The world will use more oil in the fourth quarter of 2009, marking the first time global fuel demand has risen year-on-year since the second quarter of 2008, the International Energy Agency (IEA) said today.
After successive year-on-year contractions in demand throughout 2009, the IEA's monthly Oil Market Report said oil use was edging higher in the final three months of this year.
The Paris-based adviser to 28 industrialised economies raised its 2009 global oil demand estimate from last month's report by 210,000 barrels to 84.8 million barrels per day (bpd), following a strengthening of the world economy.

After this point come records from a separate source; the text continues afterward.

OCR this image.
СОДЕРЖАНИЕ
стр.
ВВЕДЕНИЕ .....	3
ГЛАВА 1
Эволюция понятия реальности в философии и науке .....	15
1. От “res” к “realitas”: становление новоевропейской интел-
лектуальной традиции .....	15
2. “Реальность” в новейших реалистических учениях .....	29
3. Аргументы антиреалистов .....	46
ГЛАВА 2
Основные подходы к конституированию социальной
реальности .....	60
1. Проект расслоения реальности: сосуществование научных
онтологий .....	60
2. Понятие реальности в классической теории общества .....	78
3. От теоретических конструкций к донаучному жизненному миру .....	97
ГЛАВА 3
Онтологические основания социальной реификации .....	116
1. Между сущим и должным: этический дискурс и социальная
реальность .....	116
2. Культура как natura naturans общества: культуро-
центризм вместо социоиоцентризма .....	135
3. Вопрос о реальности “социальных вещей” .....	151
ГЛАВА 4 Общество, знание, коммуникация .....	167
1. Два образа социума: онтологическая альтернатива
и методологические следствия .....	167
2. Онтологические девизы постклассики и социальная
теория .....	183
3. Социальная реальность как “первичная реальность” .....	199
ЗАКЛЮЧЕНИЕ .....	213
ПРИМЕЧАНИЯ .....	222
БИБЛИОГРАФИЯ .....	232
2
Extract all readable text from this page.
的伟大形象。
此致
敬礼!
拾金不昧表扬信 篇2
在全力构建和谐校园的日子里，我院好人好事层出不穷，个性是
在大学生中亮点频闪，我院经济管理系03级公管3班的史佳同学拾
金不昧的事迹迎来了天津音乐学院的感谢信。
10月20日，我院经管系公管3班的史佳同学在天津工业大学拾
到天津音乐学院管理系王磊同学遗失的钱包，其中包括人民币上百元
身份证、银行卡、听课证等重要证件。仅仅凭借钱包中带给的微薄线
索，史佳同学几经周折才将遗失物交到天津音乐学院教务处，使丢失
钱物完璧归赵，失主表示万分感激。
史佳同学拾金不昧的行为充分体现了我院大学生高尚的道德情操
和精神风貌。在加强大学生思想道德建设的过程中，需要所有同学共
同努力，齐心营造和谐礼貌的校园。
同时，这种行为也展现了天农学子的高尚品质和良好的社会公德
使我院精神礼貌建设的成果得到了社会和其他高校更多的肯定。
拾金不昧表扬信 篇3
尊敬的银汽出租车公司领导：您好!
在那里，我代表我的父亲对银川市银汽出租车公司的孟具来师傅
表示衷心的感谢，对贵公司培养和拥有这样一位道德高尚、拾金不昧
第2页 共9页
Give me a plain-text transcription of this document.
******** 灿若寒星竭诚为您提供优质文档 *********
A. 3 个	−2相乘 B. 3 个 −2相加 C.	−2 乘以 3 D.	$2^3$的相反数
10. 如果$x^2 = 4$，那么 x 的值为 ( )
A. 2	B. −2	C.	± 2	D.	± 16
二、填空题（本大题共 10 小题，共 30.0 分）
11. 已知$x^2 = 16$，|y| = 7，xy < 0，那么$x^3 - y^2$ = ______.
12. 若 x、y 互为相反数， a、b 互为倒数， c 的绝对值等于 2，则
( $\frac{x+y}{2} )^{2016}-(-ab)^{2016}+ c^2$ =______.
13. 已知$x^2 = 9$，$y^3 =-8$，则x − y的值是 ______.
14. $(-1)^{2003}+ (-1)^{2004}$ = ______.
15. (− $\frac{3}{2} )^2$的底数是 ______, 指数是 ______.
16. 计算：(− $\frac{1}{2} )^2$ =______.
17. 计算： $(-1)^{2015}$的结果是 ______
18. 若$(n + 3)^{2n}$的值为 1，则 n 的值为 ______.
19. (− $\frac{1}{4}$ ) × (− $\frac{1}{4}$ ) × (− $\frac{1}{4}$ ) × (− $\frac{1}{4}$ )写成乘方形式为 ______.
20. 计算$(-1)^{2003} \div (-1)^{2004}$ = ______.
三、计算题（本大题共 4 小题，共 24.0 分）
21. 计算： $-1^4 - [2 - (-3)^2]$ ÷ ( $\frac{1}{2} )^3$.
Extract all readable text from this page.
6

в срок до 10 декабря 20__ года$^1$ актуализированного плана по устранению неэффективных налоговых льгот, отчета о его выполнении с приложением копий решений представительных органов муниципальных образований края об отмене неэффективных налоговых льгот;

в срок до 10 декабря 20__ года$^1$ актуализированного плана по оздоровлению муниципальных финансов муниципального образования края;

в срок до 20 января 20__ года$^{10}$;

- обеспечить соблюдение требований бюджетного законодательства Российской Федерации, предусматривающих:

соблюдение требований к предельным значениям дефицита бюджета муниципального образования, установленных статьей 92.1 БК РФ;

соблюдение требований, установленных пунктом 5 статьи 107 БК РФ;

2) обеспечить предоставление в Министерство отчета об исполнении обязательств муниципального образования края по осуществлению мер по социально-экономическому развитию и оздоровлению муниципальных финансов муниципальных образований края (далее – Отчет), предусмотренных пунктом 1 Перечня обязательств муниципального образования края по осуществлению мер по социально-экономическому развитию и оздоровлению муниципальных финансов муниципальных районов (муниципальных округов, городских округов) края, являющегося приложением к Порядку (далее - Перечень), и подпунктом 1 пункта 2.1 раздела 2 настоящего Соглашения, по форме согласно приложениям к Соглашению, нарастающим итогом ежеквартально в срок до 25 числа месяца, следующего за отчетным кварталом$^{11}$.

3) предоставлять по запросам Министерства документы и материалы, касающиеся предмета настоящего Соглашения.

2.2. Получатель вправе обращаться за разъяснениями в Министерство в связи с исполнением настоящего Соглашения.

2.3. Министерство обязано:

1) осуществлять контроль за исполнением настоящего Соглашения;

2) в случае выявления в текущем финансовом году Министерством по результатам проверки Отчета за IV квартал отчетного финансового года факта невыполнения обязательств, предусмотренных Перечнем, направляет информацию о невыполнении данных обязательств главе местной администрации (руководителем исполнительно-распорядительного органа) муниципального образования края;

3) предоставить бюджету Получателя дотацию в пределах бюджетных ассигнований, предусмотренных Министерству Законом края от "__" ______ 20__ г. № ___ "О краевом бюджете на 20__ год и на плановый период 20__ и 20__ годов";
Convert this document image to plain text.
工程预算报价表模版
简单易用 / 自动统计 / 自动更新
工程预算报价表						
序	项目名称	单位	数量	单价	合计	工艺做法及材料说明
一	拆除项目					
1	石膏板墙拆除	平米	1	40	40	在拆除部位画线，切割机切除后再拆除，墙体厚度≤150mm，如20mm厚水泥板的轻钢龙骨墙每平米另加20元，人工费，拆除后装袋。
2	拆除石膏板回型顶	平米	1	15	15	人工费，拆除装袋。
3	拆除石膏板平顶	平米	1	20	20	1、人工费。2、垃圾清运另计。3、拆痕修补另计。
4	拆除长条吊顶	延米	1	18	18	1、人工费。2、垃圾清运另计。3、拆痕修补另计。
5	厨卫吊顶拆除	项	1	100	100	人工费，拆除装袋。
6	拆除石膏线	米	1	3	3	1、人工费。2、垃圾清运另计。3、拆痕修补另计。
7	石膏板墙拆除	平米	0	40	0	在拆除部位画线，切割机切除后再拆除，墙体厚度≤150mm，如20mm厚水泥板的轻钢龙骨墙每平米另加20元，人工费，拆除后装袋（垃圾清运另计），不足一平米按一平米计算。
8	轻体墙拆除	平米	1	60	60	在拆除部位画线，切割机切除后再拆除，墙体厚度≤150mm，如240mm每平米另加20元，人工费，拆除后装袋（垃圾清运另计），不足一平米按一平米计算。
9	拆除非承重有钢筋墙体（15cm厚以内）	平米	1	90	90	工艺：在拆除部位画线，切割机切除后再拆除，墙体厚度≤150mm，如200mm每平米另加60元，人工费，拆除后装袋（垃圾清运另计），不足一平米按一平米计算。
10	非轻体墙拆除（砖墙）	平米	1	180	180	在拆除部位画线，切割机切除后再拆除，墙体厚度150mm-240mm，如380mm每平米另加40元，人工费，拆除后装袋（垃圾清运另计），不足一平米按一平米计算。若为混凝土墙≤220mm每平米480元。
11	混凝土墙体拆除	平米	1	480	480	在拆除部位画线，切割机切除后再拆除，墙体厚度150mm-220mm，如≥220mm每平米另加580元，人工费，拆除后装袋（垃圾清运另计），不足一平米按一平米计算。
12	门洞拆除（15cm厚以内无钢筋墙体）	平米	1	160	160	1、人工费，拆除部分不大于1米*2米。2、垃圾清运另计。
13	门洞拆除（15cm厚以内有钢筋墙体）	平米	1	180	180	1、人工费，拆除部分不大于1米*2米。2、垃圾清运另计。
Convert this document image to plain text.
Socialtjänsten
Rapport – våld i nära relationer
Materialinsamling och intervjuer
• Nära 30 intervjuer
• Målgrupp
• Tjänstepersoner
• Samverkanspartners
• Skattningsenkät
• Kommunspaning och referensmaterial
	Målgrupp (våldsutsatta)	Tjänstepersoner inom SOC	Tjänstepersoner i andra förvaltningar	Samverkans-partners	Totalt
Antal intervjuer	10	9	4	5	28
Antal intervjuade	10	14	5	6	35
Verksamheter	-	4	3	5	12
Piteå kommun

Asia leads the rebound in growth, but consumers in developed countries, where economies remain fragile, are more sensitive to high prices, with signs of demand destruction when oil prices rise above $80 per barrel, said David Fyfe, head of Oil Industry and Markets Division at the IEA.
"If prices keep rebounding, there's a risk to the global economy as a whole, even to some of those economies in the Far East and even the Middle East," Mr Fyfe said.
Next year world oil demand is expected to average 86.2 million bpd, following stronger-than-expected preliminary data in North America and buoyant demand in non-OECD Asia and the Middle East, the IEA said.
The oil market fell below $79 a barrel today, not far below its year-high of $82 touched in October. The price is still well-below last year's record of above $147 touched in July 2008.
The IEA is more bullish about the outlook for oil consumption than the two other major oil forecasters, the U.S. Energy Information Administration and the Organization of the Petroleum Exporting Countries, both of which released reports earlier this week.
However, it said demand for OPEC-produced crude would slip by 190,000 bpd in 2010, more than the 160,000 bpd slippage that Oo itself forecast yesterday.
OPEC this week raised its 2010 demand forecast slightly but said fuel consumption may not return to pre-crisis levels. The IEA predicted less of a rise in 2010 in demand in the United States, the world's largest energy user.
Chinese spending on infrastructure and Saudi Arabian investment in power generation were the two largest drivers behind global economic growth, the IEA said, rather than conventional industrial production.
Stocks of oil in OECD countries are still very high, although they eased to the equivalent of 60 days forward demand at the end of September, down from 60.9 days at the end of August.
OPEC pumped more in oil in October than in September -- taking its compliance with promised curbs down to 61 per cent from 64 per cent, the IEA said.